While QwQ outperformed DeepSeek in this test, we did observe some strange behavior with our 4-bit model, which required nearly twice as many “thought” tokens to complete the test. At first, it looked as though this may be due to quantization-related losses – a challenge we explored here. But, as it turned out, the quantized model was just broken out of the box. After adjusting the hyperparameters – don’t worry, we’ll show you how to fix those in a bit – and the tests run again, the problem disappeared.
A one-shot code champ?
Since its launch, QwQ has garnered a lot of interest from netizens curious as to whether the model can generate usable code on the first attempt in a so-called one-shot test. And this particular challenge certainly seems to be a bright spot for the model.
We asked the model to recreate a number of relatively simple games, namely Pong, Breakout, Asteroids, and Flappy Bird, in Python using the pygame library.
Pong and Breakout weren’t much of a challenge for QwQ. After a few minutes of work, the model spat out working versions of each.
In our testing, QwQ was able to recreate classic arcade games like Breakout in a single shot with relative ease – click to enlarge
Tasked with recreating Asteroids, however, QwQ fell on its face. While the code ran, both the graphics and game mechanics were frequently distorted and buggy. By comparison, on its first attempt, R1 faithfully recreated the classic arcade shooter.
On the left, QwQ’s recreation of Asteroids, and on the right DeepSeek-R1’s – click to enlarge
Some folks have even managed to get R1 and QwQ to one-shot code a minimalist version of Flappy Bird, which we can confirm also worked without issue. If you’re interested, you can find the prompt we tested here.
It has occurred to us that these models were trained on a huge set of openly available source code, which no doubt included reproductions of classic games. Aren’t the models therefore just remembering what they learned during training rather than independently figuring out game mechanics from scratch? That’s the whole illusion of these massive neural networks.

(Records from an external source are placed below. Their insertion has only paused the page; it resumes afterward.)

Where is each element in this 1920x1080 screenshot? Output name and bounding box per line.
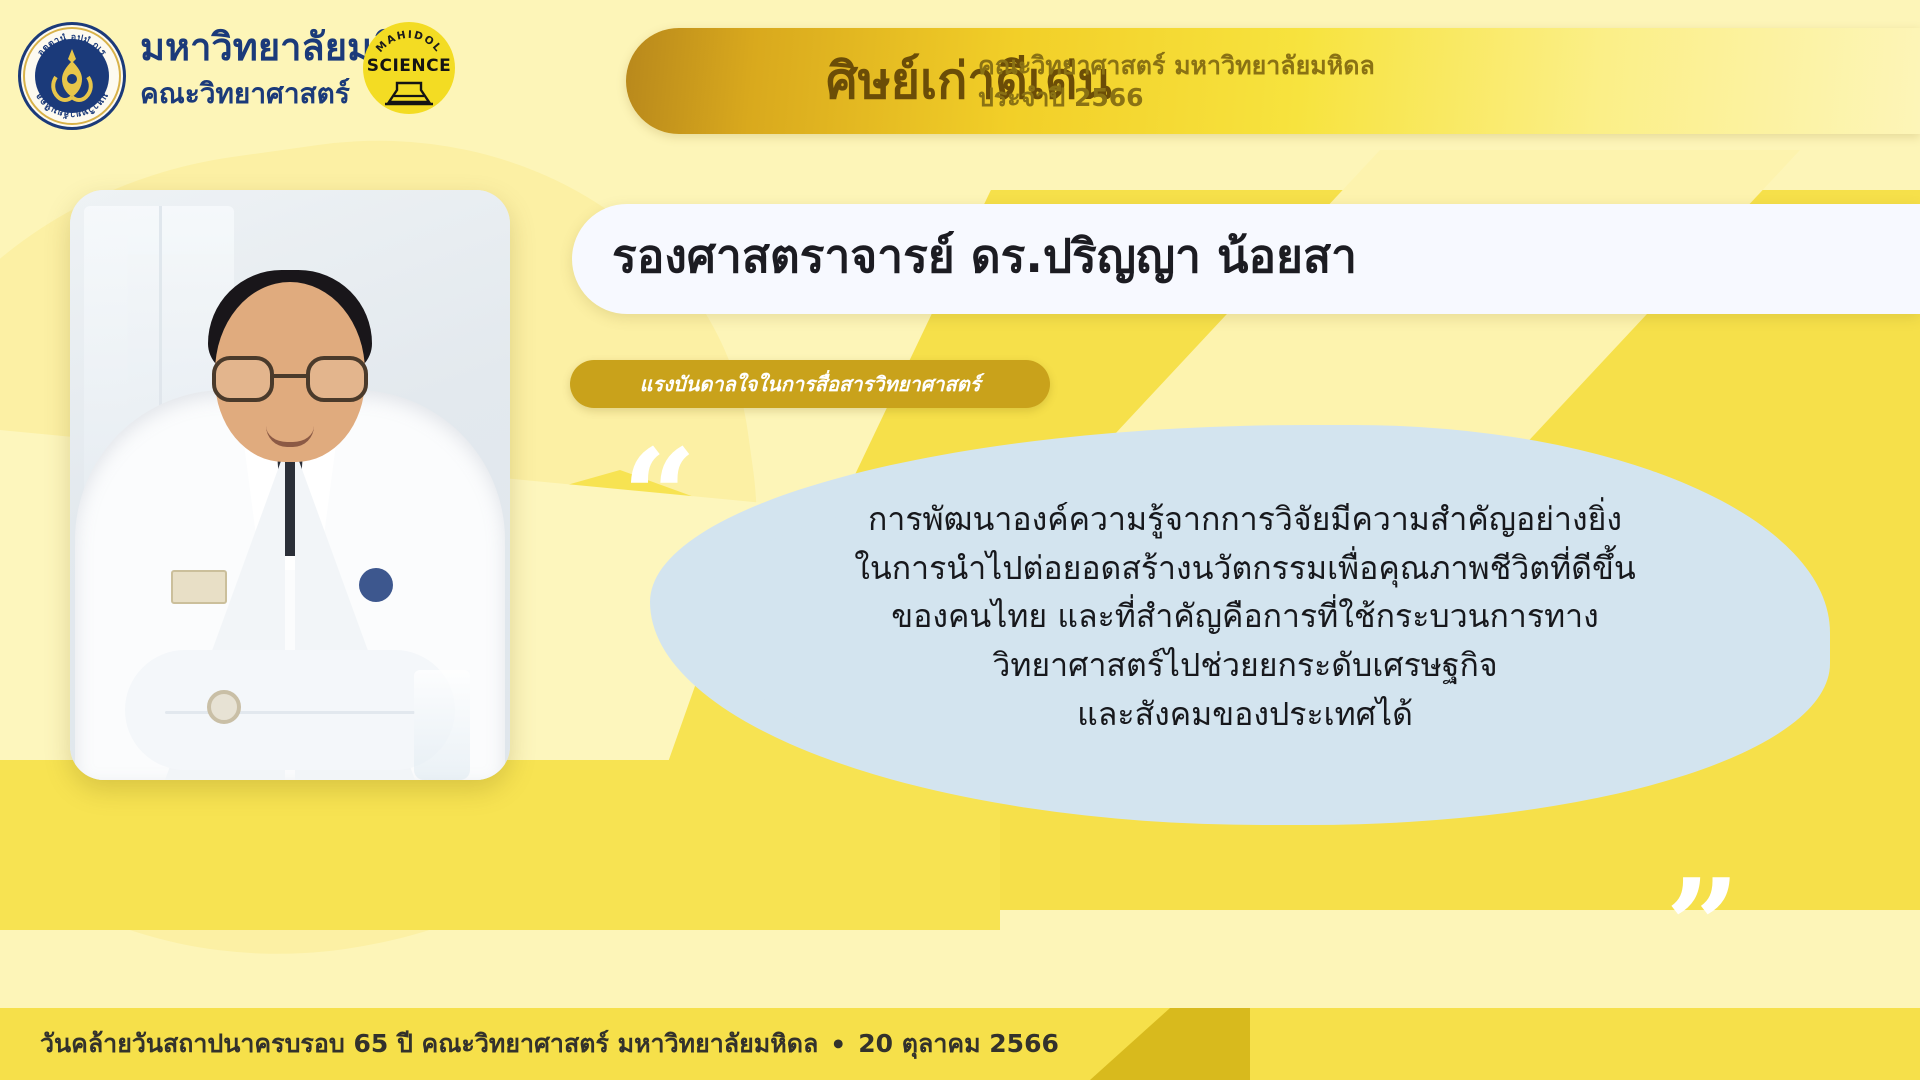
poster-canvas: อตฺตานํ อุปมํ กเร มหาวิทยาลัยมหิดล มหาวิ… [0,0,1920,1080]
header-logo-row: อตฺตานํ อุปมํ กเร มหาวิทยาลัยมหิดล มหาวิ… [0,0,640,150]
footer-text: วันคล้ายวันสถาปนาครบรอบ 65 ปี คณะวิทยาศา… [40,1008,1059,1080]
faculty-name: คณะวิทยาศาสตร์ [140,80,350,108]
quote-line: วิทยาศาสตร์ไปช่วยยกระดับเศรษฐกิจ [700,641,1790,690]
quote-line: การพัฒนาองค์ความรู้จากการวิจัยมีความสำคั… [700,495,1790,544]
footer-event: วันคล้ายวันสถาปนาครบรอบ 65 ปี คณะวิทยาศา… [40,1024,818,1064]
science-badge-arc-text: MAHIDOL [374,29,445,55]
alumni-name: รองศาสตราจารย์ ดร.ปริญญา น้อยสา [612,233,1872,279]
footer-date: 20 ตุลาคม 2566 [858,1024,1059,1064]
quote-line: ในการนำไปต่อยอดสร้างนวัตกรรมเพื่อคุณภาพช… [700,544,1790,593]
title-sub-text: คณะวิทยาศาสตร์ มหาวิทยาลัยมหิดล ประจำปี … [978,50,1375,114]
title-banner: ศิษย์เก่าดีเด่น คณะวิทยาศาสตร์ มหาวิทยาล… [626,28,1920,134]
science-badge-main-text: SCIENCE [363,56,455,76]
mahidol-university-seal-icon: อตฺตานํ อุปมํ กเร มหาวิทยาลัยมหิดล [18,22,126,130]
quote-close-mark-icon: ” [1665,862,1740,992]
quote-line: และสังคมของประเทศได้ [700,690,1790,739]
portrait-photo [70,190,510,780]
footer-right-panel [1250,1008,1920,1080]
svg-text:MAHIDOL: MAHIDOL [374,29,445,55]
quote-line: ของคนไทย และที่สำคัญคือการที่ใช้กระบวนกา… [700,592,1790,641]
quote-open-mark-icon: “ [622,432,697,562]
title-sub-line-2: ประจำปี 2566 [978,82,1375,114]
subtitle-label: แรงบันดาลใจในการสื่อสารวิทยาศาสตร์ [570,360,1050,408]
quote-text: การพัฒนาองค์ความรู้จากการวิจัยมีความสำคั… [700,495,1790,738]
flask-icon [383,80,435,106]
mahidol-science-badge-icon: MAHIDOL SCIENCE [363,22,455,114]
title-sub-line-1: คณะวิทยาศาสตร์ มหาวิทยาลัยมหิดล [978,50,1375,82]
footer-separator: • [830,1030,846,1059]
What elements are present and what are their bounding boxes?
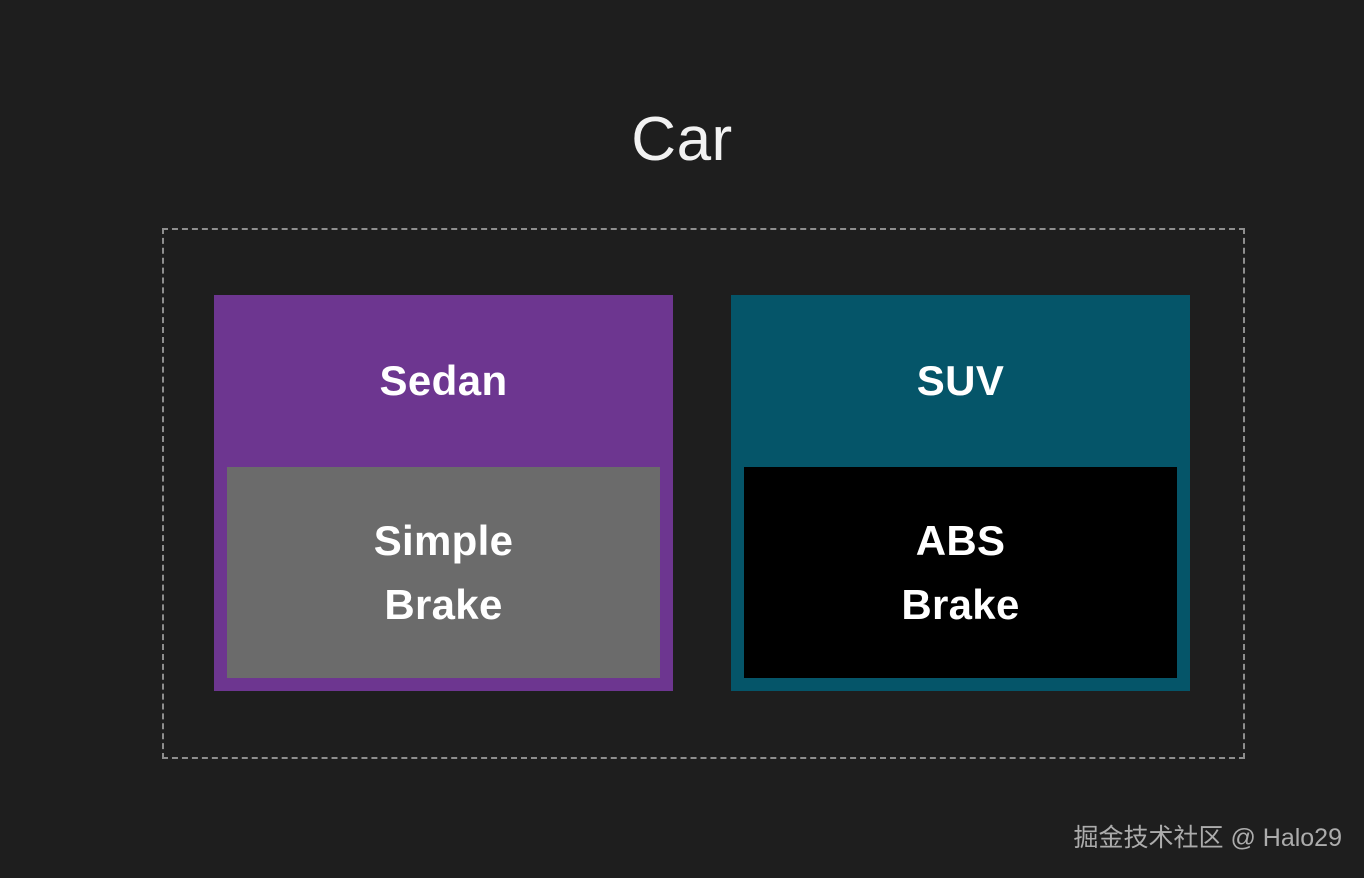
- component-label-line-1: ABS: [916, 509, 1006, 573]
- watermark-credit: 掘金技术社区 @ Halo29: [1074, 822, 1343, 854]
- class-box-sedan[interactable]: Sedan Simple Brake: [214, 295, 673, 691]
- class-box-suv[interactable]: SUV ABS Brake: [731, 295, 1190, 691]
- component-label-line-2: Brake: [384, 573, 502, 637]
- component-label-line-2: Brake: [901, 573, 1019, 637]
- page-title: Car: [0, 101, 1364, 179]
- component-box-abs-brake[interactable]: ABS Brake: [744, 467, 1177, 678]
- class-label-sedan: Sedan: [214, 295, 673, 467]
- class-label-suv: SUV: [731, 295, 1190, 467]
- component-box-simple-brake[interactable]: Simple Brake: [227, 467, 660, 678]
- component-label-line-1: Simple: [374, 509, 514, 573]
- diagram-canvas: Car Sedan Simple Brake SUV ABS Brake 掘金技…: [0, 0, 1364, 878]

Here you can see the minimalist version QwQ wrote in Python in a single shot – click to enlarge
At least when it comes to recreating classic arcade games, QwQ performs well beyond what its parameter count might suggest, even if it can’t match R1 in every test. To borrow a phrase from the automotive world, there’s no replacement for displacement. This might explain why Alibaba isn’t stopping with QwQ 32B and has a “Max” version in the works.